You will train on each $64 \times 64$ crop separately. You can create crops by starting at a randomly chosen position $(i,j)$, with $j>i$ and then generating all tiles with a stride of 64 for non-overlapping crops (or 16 or 32 if you want to have overlaps between crops); this also assumes that the input tensor has been zero padded as appropriate. You should restrict $i$ and $j$ to be within the first 64 entries (after zero-padding) along each dimension, to generate crops that cover the entire protein. In particular, different epochs should start at different $(i,j)$ positions for the same protein. After predicting the distances for the crops, you will compare with the true distances for that crop only. You will first need to discretize the distances between $2-22 A^\circ$ into 64 equal bins, with the last bin denoting distances greater than 21.6875 $A^circ$, since each bin has width $20/64 = 0.3125$. Thus, you have a total of 64 different distance symbols. Then you can use cross-entropy loss on the predicted probabilities and true distance symbols. The second head will directly predict the phi,psi angles per position, discretized into 1296 bins.
You can monitor the predictions on the validation set for hyperparameter tuning or early stopping in terms of loss.
For testing you should report the loss, but also the accuracy of contact prediction. That is, a pair $(i,j)$ is in contact if the true distance is below $8A^\circ$. So, for each test sequence, you should sum up the probabilities in the bins corresponding to the "symbols" in the range $2-8A^\circ$, and if that is over 0.5 then you can predict that pair to be in contact. You can then report the accuracy for short, medium and long range contacts in terms of distance in the sequence. Short is defined as $6 \le |i-j| \le 11$, medium as $12 \le |i-j| \le 23$ and long as $|i-j| \ge 24$. In each category, you should report the accuracy for the top $L$, $L/2$ and $L/5$ predictions, where $L$ is the sequence length. Finally, you should average the accuracy in each range over all of the test protein and report that number.
Note: accuracy (or precision) is defined as: TP/(TP+FP), where TP is the number of true positives and FP is the number of false positives. TP means that the predicted and true contacts agree on a pair, and FP means that you predict a contact, whereas there is no true contact for that pair. Also, if there are fewer than L (or L/2 or L/5) try contacts, you should use only the true number when evaluating the metrics, e.g., if $L=100$ but there are only 90 true contacts, then report results only for top 90 (not top 100), and so on.
So for any L/k value, first find your top L/k predictions and find the number of correct L/k predictions.
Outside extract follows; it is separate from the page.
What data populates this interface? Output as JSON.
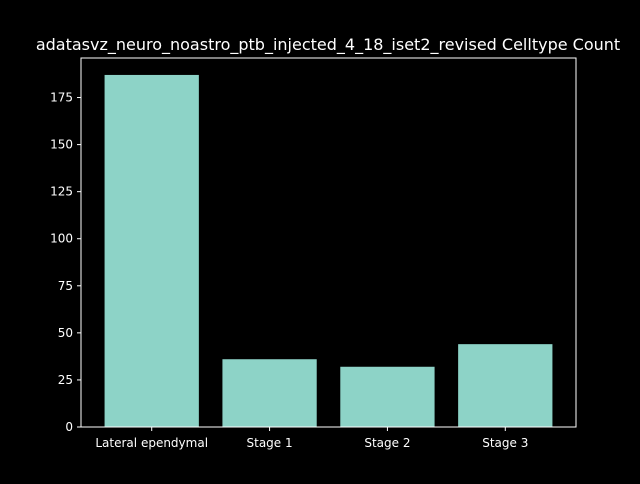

Next divide that by L/k. Since there is a chance for fewer than L/k true contacts, esp for long range, do the following:
Accuracy for L/k: denom = min(L/k, #of true contacts in group -- short, medium, long) sort predictions in decreasing order and select top denom preds num correct= how many of your preds are true/correct accuracy @ L/k: num correct / denom
Submission
Submit you notebook (or python script) via submitty, along with an output file (txt/pdf) that summarizes the results of your method in terms of training and testing accuracy values. If submitting a notebook, results can be part of the notebook. You should report test loss, and contact map accuracy for CASP7 (if interested, do CASP12 too).
You may want to use multiple GPUs to speed up your training, using the DCS cluster.